Kalau di antara para guru itu yang tergolong
sarjana, tetapi hasil UKG-nya rendah, hal ini tidak lepas dari proses
pendidikan yang ditempuhnya, proses rekrutmen, dan proses peningkatan
kualifikasi ketika sudah menjadi guru. Tidak bisa dimungkiri, tidak semua guru
yang ada saat ini merupakan lulusan dari perguruan tinggi yang berkualitas. Tidak
sedikit mereka merupakan lulusan perguruan tinggi yang masih tergolong
pas-pasan kualitasnya.
Konsekuensinya, basis proses produksi ilmu
pengetahuan yang dimiliki para guru itu sejak awal memang terbatas juga. Hanya,
mereka secara formal adalah sarjana pendidikan yang memiliki indeks prestasi
memadai dan karena itu berhak melamar sebagai guru. Input calon guru semacam
itu bisa dikurangi secara lebih baik sekiranya proses rekrutmen para guru juga
berjalan secara baik. Yang terjadi, seperti dijumpai di sejumlah daerah, proses
rekrutmen para guru selama ini diwarnai praktik KKN.
Konsekuensinya, yang terjaring bukanlah yang
terbaik, melainkan yang memiliki kedekatan dengan pejabat di daerah atau yang
mampu mengeluarkan uang pelicin. Kalaupun tidak ada praktik KKN di dalam
melakukan rekrutmen, daerah juga menghadapi masalah lain, yaitu realitas bahwa
para pendaftarnya memang kurang berkualitas. Konsekuensinya, yang terjaring
tetap bukanlah yang terbaik, melainkan yang terbaik dari yang kurang
berkualitas.
Ketika Indonesia masih tersentralisasi,
masalah semacam itu relatif lebih mudah diatasi. Untuk mengatasi kekurangan
guru, misalnya, pemerintah pusat bisa melakukan intervensi, mulai dari terlibat
di dalam proses rekrutmen sampai melakukan redistribusi guru-guru di
daerah-daerah. Tapi ketika sudah terdesentralisasi dan pendidikan dasar sampai
menengah menjadi urusan daerah, upaya semacam itu tidak bisa lagi dilakukan.
Meskipun demikian, bibit yang tidak bagus itu
bisa diatasi oleh dua proses yang saling menopang. Pertama, terdapat kesadaran
dari para guru untuk terus-menerus belajar. Kesadaran demikian ini diperlukan
karena ilmu pengetahuan dan teknologi itu terus berkembang. Kedua, secara
kelembagaan terdapat upaya untuk terus-menerus memfasilitasi para guru untuk
memperbaiki kualitasnya seperti melalui pertemuan dan pelatihan para guru dalam
mata pelajaran tertentu.
Hanya saja, dua proses semacam itu belum
sepenuhnya mampu meningkatkan kualitas para guru yang masih terbatas itu.
Pandangan masyarakat tentang guru juga berpengaruh terhadap kemunculan realitas
semacam itu.

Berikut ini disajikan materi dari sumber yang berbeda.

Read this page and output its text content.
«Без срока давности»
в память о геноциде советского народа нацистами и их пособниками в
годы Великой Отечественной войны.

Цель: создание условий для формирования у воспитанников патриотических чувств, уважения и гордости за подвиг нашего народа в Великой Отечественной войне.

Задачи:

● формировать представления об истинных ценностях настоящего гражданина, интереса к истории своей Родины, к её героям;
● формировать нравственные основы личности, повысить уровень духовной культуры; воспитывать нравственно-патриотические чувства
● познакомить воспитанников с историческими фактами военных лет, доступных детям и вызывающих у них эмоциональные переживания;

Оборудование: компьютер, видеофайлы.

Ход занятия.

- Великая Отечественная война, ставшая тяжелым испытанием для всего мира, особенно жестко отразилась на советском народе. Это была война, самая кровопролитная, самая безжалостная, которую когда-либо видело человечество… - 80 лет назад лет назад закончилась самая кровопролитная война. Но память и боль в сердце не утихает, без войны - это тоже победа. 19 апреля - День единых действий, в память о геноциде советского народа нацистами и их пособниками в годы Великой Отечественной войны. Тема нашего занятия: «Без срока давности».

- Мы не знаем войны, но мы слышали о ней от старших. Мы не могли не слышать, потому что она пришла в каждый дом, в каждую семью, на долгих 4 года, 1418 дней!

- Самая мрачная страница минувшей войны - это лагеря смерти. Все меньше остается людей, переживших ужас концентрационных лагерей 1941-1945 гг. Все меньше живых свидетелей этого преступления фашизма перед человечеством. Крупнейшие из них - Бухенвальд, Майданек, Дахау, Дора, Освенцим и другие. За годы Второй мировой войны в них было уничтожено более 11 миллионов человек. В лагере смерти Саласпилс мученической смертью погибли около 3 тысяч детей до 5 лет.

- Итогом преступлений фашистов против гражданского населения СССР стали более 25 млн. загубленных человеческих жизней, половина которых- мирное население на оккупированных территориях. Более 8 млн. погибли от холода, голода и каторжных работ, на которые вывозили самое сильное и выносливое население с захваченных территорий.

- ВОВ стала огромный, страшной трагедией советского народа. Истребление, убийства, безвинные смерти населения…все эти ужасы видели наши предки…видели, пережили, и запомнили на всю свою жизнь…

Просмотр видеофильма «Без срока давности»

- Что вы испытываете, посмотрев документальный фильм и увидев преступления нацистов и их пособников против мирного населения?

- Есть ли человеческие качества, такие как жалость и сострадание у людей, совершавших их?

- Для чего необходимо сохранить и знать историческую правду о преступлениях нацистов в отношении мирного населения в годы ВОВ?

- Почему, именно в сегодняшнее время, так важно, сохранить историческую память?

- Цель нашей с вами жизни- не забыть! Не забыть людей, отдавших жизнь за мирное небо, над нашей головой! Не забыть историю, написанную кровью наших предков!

Terdapat “kesalahan” branding tentang guru seperti “guru adalah
pahlawan tanpa tanda jasa”. Artinya, para guru itu adalah pekerja yang tidak
harus memperoleh imbalan yang baik.
Pandangan semacam itu membuat banyak siswa
terbaik tidak ada yang berkeinginan menjadi guru. Yang masuk ke lembaga
pendidikan guru adalah murid-murid yang tergolong kelas tiga. Kalaupun ada
kelompok kelas satu yang masuk lembaga pendidikan guru, mereka adalah murid-murid
yang terpaksa melakukannya karena merasa tidak mungkin mencapai cita-cita yang
diinginkannya.
Belakangan, upaya memperbaiki kualitas para
guru secara lebih sistematis lebih terlihat. Branding “guru adalah pahlawan
tanpa tanda jasa” mengalami modifikasi. Usaha untuk memperbaiki kehidupan guru
sudah dilakukan seperti melalui pemberian tunjangan sertifikasi. Sejumlah
daerah bahkan telah memberi tunjangan tambahan untuk para guru.
Untuk Apa?
Tapi, terhadap realitas hasil UKG yang
memprihatinkan itu, apa yang bisa dilakukan? Di antara para guru, terdapat
ketakutan bahwa UKG akan dijadikan sebagai instrumen untuk memotong tunjangan
sertifikasi yang telah diberikan. Karena itu banyak guru yang tidak setuju
diadakannya UKG ini. Ketakutan semacam itu bisa dipahami karena program
tunjangan sertifikasi baru saja diberikan.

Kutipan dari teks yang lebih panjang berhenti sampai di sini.